Due to their specialization and host reliance, cuckoo bees are generally found in lower abundances than other non-parasitic bees. This contributes to their rarity and can make conservation assessments difficult.

In 2011, the Committee on the Status of Endangered Wildlife in Canada (COSEWIC) designated E. pilosulus as Endangered, but in May 2025, it was instead designated as Data Deficient. In 2005, the Xerces Society designated this bee to be Critically Imperiled and at high risk of extinction. The U.S. Fish and Wildlife does not have a listed threat ranking for E. pilosulus.

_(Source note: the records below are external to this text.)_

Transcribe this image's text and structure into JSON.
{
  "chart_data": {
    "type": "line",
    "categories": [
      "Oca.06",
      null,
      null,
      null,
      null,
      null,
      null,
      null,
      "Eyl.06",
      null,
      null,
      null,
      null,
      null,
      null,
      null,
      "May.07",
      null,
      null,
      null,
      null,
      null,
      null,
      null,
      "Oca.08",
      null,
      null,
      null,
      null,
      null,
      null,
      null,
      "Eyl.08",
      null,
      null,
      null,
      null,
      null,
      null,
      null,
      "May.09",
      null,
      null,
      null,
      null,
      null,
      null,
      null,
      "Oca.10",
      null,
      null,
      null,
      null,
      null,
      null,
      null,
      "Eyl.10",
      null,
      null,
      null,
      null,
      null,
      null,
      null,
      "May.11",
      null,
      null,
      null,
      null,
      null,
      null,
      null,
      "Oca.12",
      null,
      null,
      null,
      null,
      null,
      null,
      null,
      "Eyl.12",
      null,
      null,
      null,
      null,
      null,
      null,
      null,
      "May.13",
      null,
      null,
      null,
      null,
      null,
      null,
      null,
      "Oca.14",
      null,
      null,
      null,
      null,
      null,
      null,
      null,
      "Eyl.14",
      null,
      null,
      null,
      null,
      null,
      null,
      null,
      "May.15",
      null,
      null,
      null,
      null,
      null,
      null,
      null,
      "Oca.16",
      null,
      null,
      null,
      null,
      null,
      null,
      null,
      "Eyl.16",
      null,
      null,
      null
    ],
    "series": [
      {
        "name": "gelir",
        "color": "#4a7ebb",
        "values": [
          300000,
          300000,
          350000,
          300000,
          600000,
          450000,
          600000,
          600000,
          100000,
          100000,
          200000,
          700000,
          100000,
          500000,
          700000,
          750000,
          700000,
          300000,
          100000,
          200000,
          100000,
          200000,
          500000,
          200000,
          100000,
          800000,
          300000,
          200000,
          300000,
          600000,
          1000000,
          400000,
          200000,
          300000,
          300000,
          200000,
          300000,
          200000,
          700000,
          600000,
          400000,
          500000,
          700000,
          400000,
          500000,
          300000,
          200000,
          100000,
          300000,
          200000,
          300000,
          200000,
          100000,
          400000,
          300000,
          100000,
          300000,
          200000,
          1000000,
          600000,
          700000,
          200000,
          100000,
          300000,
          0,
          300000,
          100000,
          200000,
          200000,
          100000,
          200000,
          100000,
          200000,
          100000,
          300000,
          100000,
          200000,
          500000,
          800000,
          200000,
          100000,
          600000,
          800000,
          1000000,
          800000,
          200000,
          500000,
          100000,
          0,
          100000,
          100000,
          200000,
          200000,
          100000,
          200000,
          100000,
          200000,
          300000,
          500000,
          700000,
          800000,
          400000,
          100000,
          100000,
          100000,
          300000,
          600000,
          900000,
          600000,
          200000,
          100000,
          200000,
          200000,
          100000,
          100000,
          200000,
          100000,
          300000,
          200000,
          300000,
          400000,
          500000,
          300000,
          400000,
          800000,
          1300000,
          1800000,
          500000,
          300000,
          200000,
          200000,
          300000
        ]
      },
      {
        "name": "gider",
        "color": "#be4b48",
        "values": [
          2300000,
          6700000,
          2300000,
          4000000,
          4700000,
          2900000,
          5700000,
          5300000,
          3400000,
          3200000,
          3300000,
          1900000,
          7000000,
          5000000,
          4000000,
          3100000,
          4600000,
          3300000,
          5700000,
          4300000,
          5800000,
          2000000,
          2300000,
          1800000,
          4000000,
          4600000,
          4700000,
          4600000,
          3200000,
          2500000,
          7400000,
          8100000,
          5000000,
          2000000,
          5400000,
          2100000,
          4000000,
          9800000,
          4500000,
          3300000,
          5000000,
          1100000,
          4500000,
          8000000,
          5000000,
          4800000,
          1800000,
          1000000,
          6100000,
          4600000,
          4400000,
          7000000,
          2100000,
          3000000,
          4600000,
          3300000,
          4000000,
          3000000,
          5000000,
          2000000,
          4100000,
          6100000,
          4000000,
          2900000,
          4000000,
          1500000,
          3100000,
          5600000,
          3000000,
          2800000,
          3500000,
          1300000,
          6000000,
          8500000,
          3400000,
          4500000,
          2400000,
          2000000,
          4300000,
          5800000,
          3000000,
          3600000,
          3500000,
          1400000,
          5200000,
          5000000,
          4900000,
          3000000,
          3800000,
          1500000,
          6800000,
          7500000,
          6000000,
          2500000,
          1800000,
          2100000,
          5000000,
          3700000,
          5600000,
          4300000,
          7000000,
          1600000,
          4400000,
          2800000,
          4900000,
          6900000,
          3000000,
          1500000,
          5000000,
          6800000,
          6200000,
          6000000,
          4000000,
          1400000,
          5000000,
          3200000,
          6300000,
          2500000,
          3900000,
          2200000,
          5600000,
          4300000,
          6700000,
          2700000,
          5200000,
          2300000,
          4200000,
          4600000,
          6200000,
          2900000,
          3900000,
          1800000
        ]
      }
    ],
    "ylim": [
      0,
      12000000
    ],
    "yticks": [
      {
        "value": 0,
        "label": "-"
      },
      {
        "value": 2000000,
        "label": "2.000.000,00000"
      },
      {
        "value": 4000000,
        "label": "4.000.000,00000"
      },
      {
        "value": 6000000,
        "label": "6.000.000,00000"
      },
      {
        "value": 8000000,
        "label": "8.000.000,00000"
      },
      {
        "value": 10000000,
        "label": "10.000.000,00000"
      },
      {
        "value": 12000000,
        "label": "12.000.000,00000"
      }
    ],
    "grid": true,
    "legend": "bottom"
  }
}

Epeoloides pilosulus are reliant on their Macropis host population, which are in turn specialists on Lysimachia. As such, their survival is highly and specifically dependent on the health of these additional populations. Loss and reduction of Macropis habitat and nest aggregations presents the most significant threat to the species survival. Their range is highly dependent on the swampy habitats of Lysimachia that are becoming increasingly fragmented, preventing gene flow between both the floral and bee populations.

While E. pilosulus populations remain very limited, the other Epeoloides species, Epeoloides coecutiens, remains more common.